Remix.run Logo
yrds96 4 hours ago

It's not weird if it comes from ESL. At least in portuguese there's no "it" equivalent for pronouns or any other neutral artifact in the language, in other words, everything has a gender, even an AI model, the same goes for objects e.g.: knife(she), fork(he), spoon(she), plate(he).

People often commit mistakes regarding that, the same way we don't have "they" as pronoun to someone we don't know the gender, so we address to these people as "dele(dela)" (masculine and feminine pronouns).

But if this is coming from someone who has english as a primary language it's definetely weird to treat models as person

loloquwowndueo 2 hours ago | parent | next [-]

Weird. Don’t you have an equivalent to the Spanish “eso, esa”? Gendered object.

wat10000 3 hours ago | parent | prev [-]

It’s funny with someone coming from Mandarin.
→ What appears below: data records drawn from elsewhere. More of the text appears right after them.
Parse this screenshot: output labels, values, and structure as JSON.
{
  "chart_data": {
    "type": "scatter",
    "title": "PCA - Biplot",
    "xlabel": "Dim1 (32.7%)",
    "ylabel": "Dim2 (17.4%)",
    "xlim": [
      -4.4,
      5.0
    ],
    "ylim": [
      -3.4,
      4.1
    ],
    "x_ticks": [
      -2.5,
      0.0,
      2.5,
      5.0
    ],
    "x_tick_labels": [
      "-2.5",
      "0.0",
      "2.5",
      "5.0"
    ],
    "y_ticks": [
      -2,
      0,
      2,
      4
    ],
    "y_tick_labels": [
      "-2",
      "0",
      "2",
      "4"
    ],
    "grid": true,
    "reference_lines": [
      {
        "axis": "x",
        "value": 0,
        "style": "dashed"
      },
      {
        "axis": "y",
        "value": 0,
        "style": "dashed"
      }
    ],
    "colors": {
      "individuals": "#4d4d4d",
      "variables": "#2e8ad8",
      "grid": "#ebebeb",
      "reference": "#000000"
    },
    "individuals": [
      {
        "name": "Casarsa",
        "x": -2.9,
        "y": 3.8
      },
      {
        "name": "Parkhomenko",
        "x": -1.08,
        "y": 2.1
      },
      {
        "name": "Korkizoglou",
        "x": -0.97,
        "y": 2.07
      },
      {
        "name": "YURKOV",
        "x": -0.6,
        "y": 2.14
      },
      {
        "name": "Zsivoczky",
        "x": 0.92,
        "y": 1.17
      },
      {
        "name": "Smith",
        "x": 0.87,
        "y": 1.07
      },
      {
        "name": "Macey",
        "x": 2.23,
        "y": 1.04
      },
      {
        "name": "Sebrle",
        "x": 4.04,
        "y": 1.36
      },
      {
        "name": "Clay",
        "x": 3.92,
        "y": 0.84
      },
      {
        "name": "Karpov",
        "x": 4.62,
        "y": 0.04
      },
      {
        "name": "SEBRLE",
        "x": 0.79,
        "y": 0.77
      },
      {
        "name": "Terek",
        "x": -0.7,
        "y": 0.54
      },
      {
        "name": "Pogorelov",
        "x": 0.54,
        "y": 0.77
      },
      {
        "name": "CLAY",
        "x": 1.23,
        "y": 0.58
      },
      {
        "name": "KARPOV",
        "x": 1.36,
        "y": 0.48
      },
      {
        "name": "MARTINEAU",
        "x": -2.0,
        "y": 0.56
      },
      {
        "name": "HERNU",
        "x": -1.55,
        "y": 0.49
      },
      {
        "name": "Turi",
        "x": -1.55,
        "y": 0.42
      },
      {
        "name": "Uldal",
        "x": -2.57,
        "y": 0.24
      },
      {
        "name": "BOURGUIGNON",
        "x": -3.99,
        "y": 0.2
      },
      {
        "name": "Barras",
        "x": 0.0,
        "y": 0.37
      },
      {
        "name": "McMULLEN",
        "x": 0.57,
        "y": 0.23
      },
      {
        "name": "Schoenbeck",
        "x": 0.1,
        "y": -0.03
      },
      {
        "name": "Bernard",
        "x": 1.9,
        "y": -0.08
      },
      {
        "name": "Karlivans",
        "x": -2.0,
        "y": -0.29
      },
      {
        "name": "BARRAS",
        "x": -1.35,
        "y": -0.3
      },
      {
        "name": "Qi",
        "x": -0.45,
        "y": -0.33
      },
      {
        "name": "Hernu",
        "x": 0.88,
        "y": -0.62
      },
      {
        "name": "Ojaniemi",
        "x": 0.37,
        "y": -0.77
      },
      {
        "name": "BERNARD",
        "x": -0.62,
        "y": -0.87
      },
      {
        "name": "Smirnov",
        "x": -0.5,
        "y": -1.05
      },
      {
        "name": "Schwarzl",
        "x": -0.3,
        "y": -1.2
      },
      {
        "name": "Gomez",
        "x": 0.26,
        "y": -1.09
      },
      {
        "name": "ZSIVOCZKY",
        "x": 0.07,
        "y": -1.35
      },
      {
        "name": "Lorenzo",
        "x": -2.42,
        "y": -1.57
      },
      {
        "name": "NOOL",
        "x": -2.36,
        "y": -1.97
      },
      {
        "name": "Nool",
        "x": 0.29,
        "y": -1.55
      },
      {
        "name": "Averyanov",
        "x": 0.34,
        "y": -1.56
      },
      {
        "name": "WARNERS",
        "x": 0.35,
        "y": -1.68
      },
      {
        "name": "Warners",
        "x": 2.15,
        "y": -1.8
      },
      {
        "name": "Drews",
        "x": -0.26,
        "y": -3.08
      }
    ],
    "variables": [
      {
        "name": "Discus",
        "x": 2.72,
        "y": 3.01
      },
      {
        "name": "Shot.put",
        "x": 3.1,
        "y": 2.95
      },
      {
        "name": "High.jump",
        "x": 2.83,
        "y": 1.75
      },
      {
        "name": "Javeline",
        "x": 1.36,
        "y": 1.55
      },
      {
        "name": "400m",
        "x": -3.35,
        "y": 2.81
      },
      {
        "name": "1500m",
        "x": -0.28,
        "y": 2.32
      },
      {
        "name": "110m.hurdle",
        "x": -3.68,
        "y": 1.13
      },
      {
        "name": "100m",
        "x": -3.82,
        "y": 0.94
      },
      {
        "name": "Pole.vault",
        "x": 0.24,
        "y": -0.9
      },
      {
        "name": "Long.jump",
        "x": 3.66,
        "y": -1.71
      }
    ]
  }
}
There’s no separate he/she/it in spoken Mandarin, so they tend to mix up “he” and “she.” It sounds very strange and gives me some idea of what French speakers must go through when they hear me say “le voiture” or whatever.

saghm an hour ago | parent [-]

I took a few semesters of Dutch in college, and it has both gendered and neuter nouns for non-human objects. Interestingly though, the professor told us that in the northern parts of the Netherlands people don't really bother using the feminine ones ever and refer to every non-human gendered noun as masculine, which apparently also includes animals, meaning that a sizable portion of Dutch speakers will refer to cows using masculine language.

nothrabannosir 30 minutes ago | parent [-]

Because the article for masculine and feminine are the same (“de”) so absolutely nobody knows the gender of anything.